ATO-Veteran in Griechenland festgenommen

Der ATO-Veteran, der in der sowjetischen Armee diente, wurde auf Ersuchen Litauens in Griechenland festgenommen.

Alexander Radkevich ist Teilnehmer der Anti-Terror-Operation im Donbass. Nach Angaben der Menschenrechtsaktivistin Olga Reshetilova, Koordinatorin der kontextbezogenen Medieninitiative für Menschenrechte in der Ukraine, wurde die ehemalige Teilnehmerin an den Feindseligkeiten im Donbass in einem Fall im Zusammenhang mit den Winterveranstaltungen 1991 in Vilnius in Abwesenheit verurteilt.

Den Ermittlungen zufolge wurde Radkevich während der Konfrontation zwischen dem sowjetischen Militär und den Bürgern Litauens am 11. Januar 1991 zum Fahrer-Mechaniker des Panzers ernannt, der sich damals neben dem Pressehaus in Vilnius befand, d.h. am Schauplatz der sich entfaltenden Ereignisse.

Reshetilova stellt fest, dass dem ATO-Veteranen, der zuvor in der sowjetischen Armee gedient hatte, schwere Kriegsverbrechen vorgeworfen wurden: verbotene Methoden der Kriegsführung, Mord, unmenschliche Behandlung. Außerdem nur für die Tatsache, dass er zu dieser Zeit an der Militäroperation der Sowjetunion in Litauen beteiligt war.
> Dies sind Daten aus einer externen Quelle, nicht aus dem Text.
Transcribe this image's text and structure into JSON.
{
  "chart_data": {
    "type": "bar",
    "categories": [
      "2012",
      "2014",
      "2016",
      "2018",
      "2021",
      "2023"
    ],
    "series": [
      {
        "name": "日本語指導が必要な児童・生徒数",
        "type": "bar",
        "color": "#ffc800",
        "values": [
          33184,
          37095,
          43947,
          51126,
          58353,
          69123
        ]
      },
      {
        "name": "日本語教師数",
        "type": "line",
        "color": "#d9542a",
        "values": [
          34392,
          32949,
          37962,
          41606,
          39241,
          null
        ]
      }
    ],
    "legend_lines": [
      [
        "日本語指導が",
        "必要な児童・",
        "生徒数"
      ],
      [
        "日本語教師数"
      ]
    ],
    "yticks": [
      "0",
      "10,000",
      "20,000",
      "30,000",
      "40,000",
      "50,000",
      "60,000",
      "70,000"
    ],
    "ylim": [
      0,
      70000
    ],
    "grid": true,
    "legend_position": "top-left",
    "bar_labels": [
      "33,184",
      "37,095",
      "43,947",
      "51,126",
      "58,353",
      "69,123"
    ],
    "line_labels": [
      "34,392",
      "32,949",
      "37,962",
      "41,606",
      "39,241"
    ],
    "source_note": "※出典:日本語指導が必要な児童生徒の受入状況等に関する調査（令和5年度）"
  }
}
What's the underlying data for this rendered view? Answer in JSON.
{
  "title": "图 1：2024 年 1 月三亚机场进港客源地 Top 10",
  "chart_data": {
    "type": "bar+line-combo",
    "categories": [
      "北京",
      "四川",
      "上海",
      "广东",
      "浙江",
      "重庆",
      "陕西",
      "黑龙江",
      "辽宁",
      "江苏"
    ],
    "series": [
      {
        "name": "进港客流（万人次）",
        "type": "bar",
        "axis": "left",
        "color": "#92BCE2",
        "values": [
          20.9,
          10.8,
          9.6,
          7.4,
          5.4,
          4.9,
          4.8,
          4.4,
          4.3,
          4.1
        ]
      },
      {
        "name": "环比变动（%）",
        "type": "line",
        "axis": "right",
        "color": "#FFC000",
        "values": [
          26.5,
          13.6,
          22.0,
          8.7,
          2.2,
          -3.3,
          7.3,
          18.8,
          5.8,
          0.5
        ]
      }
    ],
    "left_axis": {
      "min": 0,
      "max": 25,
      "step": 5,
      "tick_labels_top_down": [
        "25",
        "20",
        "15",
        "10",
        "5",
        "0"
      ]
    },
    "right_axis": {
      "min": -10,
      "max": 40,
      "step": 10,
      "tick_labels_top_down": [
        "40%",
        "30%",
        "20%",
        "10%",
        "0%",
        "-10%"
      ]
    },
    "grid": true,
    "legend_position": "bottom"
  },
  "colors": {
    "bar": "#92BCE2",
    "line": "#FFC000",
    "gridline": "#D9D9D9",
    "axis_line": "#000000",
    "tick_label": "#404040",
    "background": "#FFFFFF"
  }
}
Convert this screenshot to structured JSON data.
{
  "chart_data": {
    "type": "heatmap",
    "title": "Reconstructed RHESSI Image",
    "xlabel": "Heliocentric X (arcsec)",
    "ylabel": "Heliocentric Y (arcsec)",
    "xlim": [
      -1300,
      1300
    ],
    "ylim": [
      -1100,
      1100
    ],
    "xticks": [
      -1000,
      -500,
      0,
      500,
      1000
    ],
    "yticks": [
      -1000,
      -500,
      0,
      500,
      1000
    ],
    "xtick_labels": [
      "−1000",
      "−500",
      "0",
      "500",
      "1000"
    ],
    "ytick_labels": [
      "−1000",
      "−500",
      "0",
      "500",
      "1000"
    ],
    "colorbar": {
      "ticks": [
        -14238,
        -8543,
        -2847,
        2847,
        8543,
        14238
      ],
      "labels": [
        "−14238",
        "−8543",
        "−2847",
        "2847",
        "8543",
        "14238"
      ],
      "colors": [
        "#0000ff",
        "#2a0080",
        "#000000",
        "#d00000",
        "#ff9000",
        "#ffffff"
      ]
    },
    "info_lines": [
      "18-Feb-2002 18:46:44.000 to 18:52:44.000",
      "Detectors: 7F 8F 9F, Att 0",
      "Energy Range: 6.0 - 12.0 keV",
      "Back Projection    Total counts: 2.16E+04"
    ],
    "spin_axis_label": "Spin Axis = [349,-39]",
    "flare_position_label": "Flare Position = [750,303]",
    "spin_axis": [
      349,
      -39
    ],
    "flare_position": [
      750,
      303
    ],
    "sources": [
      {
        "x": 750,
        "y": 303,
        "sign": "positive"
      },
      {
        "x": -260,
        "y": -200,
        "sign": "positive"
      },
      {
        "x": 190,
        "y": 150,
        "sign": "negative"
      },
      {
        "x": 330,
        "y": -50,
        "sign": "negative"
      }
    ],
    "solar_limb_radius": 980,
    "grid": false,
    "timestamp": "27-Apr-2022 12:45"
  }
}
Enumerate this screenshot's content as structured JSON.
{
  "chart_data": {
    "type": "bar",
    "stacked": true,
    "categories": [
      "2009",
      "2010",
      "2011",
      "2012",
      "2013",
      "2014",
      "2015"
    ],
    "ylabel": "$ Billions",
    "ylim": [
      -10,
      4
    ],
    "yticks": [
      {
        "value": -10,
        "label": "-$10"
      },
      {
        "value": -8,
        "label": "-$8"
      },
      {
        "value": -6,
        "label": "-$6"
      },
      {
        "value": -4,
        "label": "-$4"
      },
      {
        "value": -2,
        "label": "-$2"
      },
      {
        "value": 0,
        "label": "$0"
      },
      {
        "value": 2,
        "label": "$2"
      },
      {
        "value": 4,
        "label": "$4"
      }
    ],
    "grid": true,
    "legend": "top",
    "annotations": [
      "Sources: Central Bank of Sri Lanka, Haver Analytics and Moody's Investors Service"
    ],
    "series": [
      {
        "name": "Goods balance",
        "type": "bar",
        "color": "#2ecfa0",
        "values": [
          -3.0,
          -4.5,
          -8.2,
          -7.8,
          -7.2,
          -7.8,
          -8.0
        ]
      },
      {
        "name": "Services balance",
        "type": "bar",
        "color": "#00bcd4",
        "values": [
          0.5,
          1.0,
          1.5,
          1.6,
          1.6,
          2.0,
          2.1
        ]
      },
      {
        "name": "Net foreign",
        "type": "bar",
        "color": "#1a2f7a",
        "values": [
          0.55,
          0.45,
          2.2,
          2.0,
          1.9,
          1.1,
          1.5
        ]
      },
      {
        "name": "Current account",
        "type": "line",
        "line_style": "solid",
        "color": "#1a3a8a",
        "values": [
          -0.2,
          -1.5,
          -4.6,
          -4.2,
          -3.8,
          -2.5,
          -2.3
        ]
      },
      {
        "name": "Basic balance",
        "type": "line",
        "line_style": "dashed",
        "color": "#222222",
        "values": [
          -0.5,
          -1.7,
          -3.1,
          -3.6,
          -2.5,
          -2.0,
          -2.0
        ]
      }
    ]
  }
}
Vor allem aber, so der Menschenrechtsaktivist, habe Radkevich im Rahmen der Rechtshilfe der Ukraine für Litauen zu den damaligen Ereignissen zunächst als Zeuge an der Untersuchung des Falls teilgenommen. Laut Reshetilova wurden zusammen mit Radkevich mindestens 10 weitere ukrainische Staatsbürger verurteilt, die „am falschen Ort und zur falschen Zeit gelandet sind“. Dass er verurteilt wurde, erfuhr Radkevich erst bei seiner Festnahme.

In jenen fernen Tagen des 13. Januar 1991 stürmten Fallschirmjäger und Alpha-Kämpfer aus der UdSSR das Fernsehzentrum in Vilnius vor dem Hintergrund des Wunsches Litauens, sich vom Gewerkschaftsstaat zu lösen. Bei den Zusammenstößen wurden 14 Menschen getötet und mehr als 600 verletzt.